Today Fidelity, the financial services firm that administers $8 trillion in assets, announced the formation of a U.K. subsidiary to provide digital asset services. It follows the launch of the U.S.-based Fidelity Digital Asset Services over a year ago. The European-focused subsidiary is being set up in the U.K. despite the impending Brexit.
In fact, the company was only incorporated yesterday and currently is still a shell with temporary officers listed in the corporate registry.
As with the U.S. subsidiary, the focus is on providing digital asset services to institutional investors such as hedge funds, family offices and market intermediaries.
“Since launching Fidelity Digital Assets in the U.S. over a year ago, we’ve seen significant interest and engagement by the institutional community, which show no signs of slowing,” said Tom Jessop, head of Corporate Business Development for Fidelity Investments and president of Fidelity Digital Assets.

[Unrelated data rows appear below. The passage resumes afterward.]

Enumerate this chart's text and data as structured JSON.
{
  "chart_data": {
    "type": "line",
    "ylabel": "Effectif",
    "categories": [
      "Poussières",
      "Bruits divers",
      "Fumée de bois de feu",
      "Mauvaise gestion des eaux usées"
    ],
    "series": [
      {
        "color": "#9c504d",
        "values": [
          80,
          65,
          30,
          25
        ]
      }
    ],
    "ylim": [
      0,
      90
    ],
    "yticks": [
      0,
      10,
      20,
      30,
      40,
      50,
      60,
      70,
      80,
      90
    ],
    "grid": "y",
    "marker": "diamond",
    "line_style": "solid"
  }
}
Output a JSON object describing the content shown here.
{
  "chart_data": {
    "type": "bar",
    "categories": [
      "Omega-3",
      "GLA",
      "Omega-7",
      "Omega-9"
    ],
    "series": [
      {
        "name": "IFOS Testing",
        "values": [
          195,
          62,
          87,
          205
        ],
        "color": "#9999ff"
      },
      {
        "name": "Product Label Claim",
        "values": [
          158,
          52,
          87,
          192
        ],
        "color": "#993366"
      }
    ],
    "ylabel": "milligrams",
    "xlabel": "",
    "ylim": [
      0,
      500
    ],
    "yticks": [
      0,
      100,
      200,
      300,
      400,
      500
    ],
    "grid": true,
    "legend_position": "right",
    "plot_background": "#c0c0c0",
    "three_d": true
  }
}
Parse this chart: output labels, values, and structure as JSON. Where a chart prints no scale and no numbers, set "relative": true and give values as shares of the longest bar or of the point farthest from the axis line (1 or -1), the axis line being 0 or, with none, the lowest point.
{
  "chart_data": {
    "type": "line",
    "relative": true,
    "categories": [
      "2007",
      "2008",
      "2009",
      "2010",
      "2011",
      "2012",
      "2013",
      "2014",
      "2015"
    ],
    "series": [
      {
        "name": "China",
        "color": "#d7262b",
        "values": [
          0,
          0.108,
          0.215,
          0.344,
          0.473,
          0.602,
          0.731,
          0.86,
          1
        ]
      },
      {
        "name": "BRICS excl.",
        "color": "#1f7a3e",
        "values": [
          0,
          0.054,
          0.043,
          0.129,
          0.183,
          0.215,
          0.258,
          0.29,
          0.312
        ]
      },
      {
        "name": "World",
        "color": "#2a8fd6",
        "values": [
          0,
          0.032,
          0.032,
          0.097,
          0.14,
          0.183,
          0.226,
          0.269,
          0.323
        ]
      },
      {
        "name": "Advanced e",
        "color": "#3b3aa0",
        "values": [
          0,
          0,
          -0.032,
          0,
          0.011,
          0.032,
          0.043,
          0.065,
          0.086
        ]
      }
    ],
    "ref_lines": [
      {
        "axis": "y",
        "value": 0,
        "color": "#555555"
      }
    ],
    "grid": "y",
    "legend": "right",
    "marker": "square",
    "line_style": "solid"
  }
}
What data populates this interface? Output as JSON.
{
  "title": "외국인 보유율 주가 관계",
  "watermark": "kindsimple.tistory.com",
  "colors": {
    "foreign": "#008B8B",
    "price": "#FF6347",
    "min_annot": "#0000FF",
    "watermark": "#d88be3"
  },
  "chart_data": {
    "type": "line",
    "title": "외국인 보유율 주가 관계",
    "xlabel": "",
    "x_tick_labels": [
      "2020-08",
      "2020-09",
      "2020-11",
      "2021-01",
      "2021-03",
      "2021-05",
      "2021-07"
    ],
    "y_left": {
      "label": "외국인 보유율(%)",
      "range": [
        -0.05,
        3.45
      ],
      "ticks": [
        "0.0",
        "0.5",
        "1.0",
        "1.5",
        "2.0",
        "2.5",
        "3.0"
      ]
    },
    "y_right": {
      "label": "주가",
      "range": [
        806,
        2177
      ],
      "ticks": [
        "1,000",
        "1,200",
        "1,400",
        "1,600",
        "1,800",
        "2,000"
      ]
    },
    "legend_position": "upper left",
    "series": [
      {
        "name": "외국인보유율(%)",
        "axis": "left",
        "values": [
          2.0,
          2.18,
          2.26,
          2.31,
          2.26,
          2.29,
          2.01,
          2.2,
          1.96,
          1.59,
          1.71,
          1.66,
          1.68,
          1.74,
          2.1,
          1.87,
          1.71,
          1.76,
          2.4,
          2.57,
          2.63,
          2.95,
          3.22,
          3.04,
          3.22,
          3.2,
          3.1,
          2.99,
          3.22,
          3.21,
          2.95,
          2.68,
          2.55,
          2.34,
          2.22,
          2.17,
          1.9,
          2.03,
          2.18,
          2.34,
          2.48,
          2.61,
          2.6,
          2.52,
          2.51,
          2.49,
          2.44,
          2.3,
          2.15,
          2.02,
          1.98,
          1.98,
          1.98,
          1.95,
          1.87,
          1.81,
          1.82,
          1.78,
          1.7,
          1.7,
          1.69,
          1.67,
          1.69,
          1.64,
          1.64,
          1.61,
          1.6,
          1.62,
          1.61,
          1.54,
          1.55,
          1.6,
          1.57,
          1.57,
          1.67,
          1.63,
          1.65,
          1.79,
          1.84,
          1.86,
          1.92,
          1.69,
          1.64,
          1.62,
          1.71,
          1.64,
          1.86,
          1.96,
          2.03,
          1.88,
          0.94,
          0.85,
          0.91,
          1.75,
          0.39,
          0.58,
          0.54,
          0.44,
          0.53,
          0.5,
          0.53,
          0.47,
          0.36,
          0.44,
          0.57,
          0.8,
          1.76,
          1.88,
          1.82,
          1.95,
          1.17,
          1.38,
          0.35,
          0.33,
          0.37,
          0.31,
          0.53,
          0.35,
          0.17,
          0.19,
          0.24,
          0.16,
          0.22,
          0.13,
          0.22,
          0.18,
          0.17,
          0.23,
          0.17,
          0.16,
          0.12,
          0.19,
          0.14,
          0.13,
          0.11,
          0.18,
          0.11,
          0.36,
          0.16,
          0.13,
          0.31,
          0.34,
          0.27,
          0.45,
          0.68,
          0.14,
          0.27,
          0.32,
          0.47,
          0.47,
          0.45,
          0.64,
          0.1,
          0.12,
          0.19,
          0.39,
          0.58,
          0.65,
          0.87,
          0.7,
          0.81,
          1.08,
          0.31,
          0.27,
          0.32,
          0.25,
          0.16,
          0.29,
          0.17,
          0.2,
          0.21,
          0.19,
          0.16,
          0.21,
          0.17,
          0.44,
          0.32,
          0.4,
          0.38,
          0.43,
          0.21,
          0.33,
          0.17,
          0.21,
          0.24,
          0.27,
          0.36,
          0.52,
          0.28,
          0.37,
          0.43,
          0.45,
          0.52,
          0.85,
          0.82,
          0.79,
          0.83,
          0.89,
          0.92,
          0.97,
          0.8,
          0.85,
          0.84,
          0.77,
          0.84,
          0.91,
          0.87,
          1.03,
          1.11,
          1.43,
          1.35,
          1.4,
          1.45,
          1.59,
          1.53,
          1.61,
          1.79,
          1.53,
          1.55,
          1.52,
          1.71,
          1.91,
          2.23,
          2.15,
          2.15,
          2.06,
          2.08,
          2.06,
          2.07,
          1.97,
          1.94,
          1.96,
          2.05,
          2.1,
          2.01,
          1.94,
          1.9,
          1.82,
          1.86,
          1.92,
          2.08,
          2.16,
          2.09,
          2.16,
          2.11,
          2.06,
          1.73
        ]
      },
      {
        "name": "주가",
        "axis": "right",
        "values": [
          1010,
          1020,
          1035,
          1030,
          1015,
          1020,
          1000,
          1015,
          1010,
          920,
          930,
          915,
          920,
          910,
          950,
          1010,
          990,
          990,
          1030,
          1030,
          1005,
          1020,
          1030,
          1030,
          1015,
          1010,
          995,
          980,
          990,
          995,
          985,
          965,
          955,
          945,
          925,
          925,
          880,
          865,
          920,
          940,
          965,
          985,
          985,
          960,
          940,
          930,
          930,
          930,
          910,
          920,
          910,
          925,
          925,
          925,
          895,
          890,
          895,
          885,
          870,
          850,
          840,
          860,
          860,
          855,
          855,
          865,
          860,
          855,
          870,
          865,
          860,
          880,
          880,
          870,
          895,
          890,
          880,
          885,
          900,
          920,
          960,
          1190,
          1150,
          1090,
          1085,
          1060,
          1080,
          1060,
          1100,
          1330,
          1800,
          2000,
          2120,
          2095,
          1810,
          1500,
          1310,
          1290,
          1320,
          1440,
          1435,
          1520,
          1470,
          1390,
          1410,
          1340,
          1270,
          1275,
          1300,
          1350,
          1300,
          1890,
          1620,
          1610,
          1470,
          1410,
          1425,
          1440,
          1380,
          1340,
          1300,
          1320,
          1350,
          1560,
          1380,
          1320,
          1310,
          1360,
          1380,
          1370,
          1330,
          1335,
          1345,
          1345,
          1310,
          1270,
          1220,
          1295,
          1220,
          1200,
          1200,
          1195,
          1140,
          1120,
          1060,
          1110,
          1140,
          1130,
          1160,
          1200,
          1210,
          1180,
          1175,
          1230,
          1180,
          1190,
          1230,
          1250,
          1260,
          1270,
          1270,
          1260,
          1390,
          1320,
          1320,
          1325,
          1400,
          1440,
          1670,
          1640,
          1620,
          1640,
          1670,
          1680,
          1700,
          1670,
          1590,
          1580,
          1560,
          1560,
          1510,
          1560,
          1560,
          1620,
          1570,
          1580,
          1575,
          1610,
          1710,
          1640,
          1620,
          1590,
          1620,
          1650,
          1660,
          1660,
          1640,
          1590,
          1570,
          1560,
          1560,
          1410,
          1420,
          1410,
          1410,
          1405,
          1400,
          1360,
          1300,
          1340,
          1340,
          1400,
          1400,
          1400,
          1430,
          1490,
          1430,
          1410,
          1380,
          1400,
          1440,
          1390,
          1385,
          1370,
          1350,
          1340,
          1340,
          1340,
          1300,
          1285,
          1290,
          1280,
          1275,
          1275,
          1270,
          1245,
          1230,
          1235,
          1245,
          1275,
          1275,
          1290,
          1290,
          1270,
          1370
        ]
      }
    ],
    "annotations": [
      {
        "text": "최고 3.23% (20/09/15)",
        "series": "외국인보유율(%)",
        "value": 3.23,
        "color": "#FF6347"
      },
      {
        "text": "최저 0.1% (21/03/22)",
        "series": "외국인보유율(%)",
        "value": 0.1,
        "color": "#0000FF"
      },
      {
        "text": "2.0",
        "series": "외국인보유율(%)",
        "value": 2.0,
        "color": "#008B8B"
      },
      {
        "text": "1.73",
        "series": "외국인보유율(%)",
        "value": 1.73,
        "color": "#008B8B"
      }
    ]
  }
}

The U.K. subsidiary will offer similar services such as institutional-grade digital asset custody, trade execution and dedicated client service.
Chris Tyrer will lead Fidelity Digital Assets in Europe. He previously was with Barclays where he was exploring setting up a cryptocurrency desk, but the plans were abandoned. Before that, he was head of commodities trading at Barclays and worked as an oil trader both for Barclays and trading house Mercuria.
Meanwhile, eight months ago, Fidelity published a survey that showed 22% of institutional investors (including crypto funds) already had exposure to digital assets, and 47% said digital assets had a place in their portfolios.
Today asset manager and administration firm State Street announced a deal with Gemini to enable cryptocurrencies held in Gemini Custody to appear on a State Street dashboard alongside conventional investments.